# Task 1

---

## Web scraping and analysis

This Jupyter notebook includes some code to get you started with web scraping. We will use a package called `BeautifulSoup` to collect the data from the web. Once you've collected your data and saved it into a local `.csv` file you should start with your analysis.

### Scraping data from Skytrax

If you visit [https://www.airlinequality.com] you can see that there is a lot of data there. For this task, we are only interested in reviews related to British Airways and the Airline itself.

If you navigate to this link: [https://www.airlinequality.com/airline-reviews/british-airways] you will see this data. Now, we can use `Python` and `BeautifulSoup` to collect all the links to the reviews and then to collect the text data on each of the individual review links.

In [1]:
import requests
from bs4 import BeautifulSoup
import pandas as pd
import numpy as np
import re
import nltk 
import gensim
import spacy

In [2]:
# Sklearn

# main package
# Dimensionality reduction using truncated singular value decomposition
from sklearn.decomposition import LatentDirichletAllocation, TruncatedSVD

# CountVectorizer -> instead of frequency, put binary
from sklearn.feature_extraction.text import CountVectorizer, TfidfVectorizer

from sklearn.model_selection import GridSearchCV

# clean printing
from pprint import pprint

In [3]:
base_url = "https://www.airlinequality.com/airline-reviews/british-airways"
pages = 10
page_size = 100

reviews = []

# for i in range(1, pages + 1):
for i in range(1, pages + 1):

    print(f"Scraping page {i}")

    # Create URL to collect links from paginated data
    url = f"{base_url}/page/{i}/?sortby=post_date%3ADesc&pagesize={page_size}"

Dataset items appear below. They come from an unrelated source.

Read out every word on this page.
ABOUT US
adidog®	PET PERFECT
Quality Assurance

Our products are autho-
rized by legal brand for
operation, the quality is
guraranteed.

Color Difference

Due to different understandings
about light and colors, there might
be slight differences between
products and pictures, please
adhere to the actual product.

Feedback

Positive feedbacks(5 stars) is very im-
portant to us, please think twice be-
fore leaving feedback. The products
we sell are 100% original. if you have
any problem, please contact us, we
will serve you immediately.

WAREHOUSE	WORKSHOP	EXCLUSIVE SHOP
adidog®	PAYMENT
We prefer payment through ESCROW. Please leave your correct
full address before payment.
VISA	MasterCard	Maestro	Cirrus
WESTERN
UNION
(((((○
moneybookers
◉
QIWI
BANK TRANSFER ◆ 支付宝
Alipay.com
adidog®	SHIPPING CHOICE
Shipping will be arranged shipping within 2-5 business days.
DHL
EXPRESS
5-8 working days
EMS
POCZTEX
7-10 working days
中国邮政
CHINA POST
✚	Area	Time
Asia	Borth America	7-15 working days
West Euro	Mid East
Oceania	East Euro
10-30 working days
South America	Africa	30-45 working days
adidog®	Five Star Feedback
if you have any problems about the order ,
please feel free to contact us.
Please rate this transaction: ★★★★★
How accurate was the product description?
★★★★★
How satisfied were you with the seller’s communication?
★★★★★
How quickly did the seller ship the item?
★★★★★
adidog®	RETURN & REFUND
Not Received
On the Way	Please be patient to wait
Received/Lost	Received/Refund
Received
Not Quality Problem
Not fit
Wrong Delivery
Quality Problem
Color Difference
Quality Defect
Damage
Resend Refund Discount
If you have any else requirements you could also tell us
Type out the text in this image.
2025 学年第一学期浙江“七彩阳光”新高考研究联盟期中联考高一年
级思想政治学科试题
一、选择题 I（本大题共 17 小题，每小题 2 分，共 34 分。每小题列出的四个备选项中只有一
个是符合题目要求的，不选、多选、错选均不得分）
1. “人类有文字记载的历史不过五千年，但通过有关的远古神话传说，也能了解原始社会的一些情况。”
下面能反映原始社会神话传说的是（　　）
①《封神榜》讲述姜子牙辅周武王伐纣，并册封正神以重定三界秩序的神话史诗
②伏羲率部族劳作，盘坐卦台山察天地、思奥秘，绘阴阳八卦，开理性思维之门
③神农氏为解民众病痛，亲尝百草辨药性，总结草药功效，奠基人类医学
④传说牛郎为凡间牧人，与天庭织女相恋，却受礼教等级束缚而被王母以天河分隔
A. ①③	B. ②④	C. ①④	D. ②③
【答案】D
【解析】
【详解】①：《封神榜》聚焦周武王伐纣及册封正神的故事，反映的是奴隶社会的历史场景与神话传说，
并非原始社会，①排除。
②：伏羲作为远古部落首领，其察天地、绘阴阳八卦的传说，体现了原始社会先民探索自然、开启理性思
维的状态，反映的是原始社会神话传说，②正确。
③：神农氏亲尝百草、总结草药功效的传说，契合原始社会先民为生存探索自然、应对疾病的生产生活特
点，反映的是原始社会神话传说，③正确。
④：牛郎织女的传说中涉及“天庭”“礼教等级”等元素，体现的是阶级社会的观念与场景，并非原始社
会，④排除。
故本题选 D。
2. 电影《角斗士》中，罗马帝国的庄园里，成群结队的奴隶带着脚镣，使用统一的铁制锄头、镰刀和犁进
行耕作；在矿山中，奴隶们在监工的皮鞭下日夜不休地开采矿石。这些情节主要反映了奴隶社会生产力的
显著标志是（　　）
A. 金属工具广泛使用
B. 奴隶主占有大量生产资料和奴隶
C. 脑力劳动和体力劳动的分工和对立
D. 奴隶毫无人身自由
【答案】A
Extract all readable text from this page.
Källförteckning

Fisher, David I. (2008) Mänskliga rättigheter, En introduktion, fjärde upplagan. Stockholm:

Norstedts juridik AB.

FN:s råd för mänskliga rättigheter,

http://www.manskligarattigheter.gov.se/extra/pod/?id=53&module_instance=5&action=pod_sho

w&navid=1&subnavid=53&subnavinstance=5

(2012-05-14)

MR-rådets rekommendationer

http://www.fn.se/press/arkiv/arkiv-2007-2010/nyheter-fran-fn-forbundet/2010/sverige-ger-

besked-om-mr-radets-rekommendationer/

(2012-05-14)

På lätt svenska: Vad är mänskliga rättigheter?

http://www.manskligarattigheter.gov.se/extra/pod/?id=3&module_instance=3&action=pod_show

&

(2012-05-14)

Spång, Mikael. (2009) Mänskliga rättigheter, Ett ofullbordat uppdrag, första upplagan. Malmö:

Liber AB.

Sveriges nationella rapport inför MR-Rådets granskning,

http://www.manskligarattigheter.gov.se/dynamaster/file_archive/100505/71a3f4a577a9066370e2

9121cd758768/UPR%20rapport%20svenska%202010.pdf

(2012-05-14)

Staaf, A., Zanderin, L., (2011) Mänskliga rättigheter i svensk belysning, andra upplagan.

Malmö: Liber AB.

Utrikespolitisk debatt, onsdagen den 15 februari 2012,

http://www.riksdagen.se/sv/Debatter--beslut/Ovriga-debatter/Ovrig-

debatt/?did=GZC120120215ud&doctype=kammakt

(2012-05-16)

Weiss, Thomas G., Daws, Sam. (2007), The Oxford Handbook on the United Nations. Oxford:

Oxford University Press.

    # Collect HTML data from this page
    response = requests.get(url)

    # Parse content
    content = response.content
    parsed_content = BeautifulSoup(content, 'html.parser')
    for para in parsed_content.find_all("div", {"class": "text_content"}):
        reviews.append(para.get_text())
    
    print(f"   ---> {len(reviews)} total reviews")

Scraping page 1
   ---> 100 total reviews
Scraping page 2
   ---> 200 total reviews
Scraping page 3
   ---> 300 total reviews
Scraping page 4
   ---> 400 total reviews
Scraping page 5
   ---> 500 total reviews
Scraping page 6
   ---> 600 total reviews
Scraping page 7
   ---> 700 total reviews
Scraping page 8
   ---> 800 total reviews
Scraping page 9
   ---> 900 total reviews
Scraping page 10
   ---> 1000 total reviews


In [4]:
df = pd.DataFrame()
df["reviews"] = reviews
df.head()

Unnamed: 0,reviews
0,"✅ Trip Verified | I had a flight from Miami, F..."
1,✅ Trip Verified | We started our day with BA ...
2,✅ Trip Verified | I fly British Airways weekl...
3,Not Verified | Everything was ok until our co...
4,Not Verified | My initial flight was cancelle...


In [5]:
#df.to_csv("BA_reviews_LDA.csv")

In [6]:
def remove_trip_verified(df):
    df['reviews'] = df['reviews'].str.replace('✅ Trip Verified | ', '')
    df['reviews'] = df['reviews'].str.replace('Not Verified | ', '')
    return df

df = remove_trip_verified(df.copy())
print(df)

                                               reviews
0    I had a flight from Miami, Florida to Dublin, ...
1     We started our day with BA in Prague. The fli...
2     I fly British Airways weekly not because I wa...
3     Everything was ok until our connecting flight...
4     My initial flight was cancelled 8 hours prior...
..                                                 ...
995   Phoenix to Accra via London. I had a great Cu...
996   Manchester to London. The bag drop process to...
997   San Diego to Hannover via London. I booked on...
998   London Heathrow to Stuttgart. Absolutely disg...
999   London to Johannesburg. Turning right to the ...

[1000 rows x 1 columns]


In [7]:
df

Unnamed: 0,reviews
0,"I had a flight from Miami, Florida to Dublin, ..."
1,We started our day with BA in Prague. The fli...
2,I fly British Airways weekly not because I wa...
3,Everything was ok until our connecting flight...
4,My initial flight was cancelled 8 hours prior...
...,...
995,Phoenix to Accra via London. I had a great Cu...
996,Manchester to London. The bag drop process to...
997,San Diego to Hannover via London. I booked on...
998,London Heathrow to Stuttgart. Absolutely disg...


In [8]:
df.describe()

Unnamed: 0,reviews
count,1000
unique,1000
top,"I had a flight from Miami, Florida to Dublin, ..."
freq,1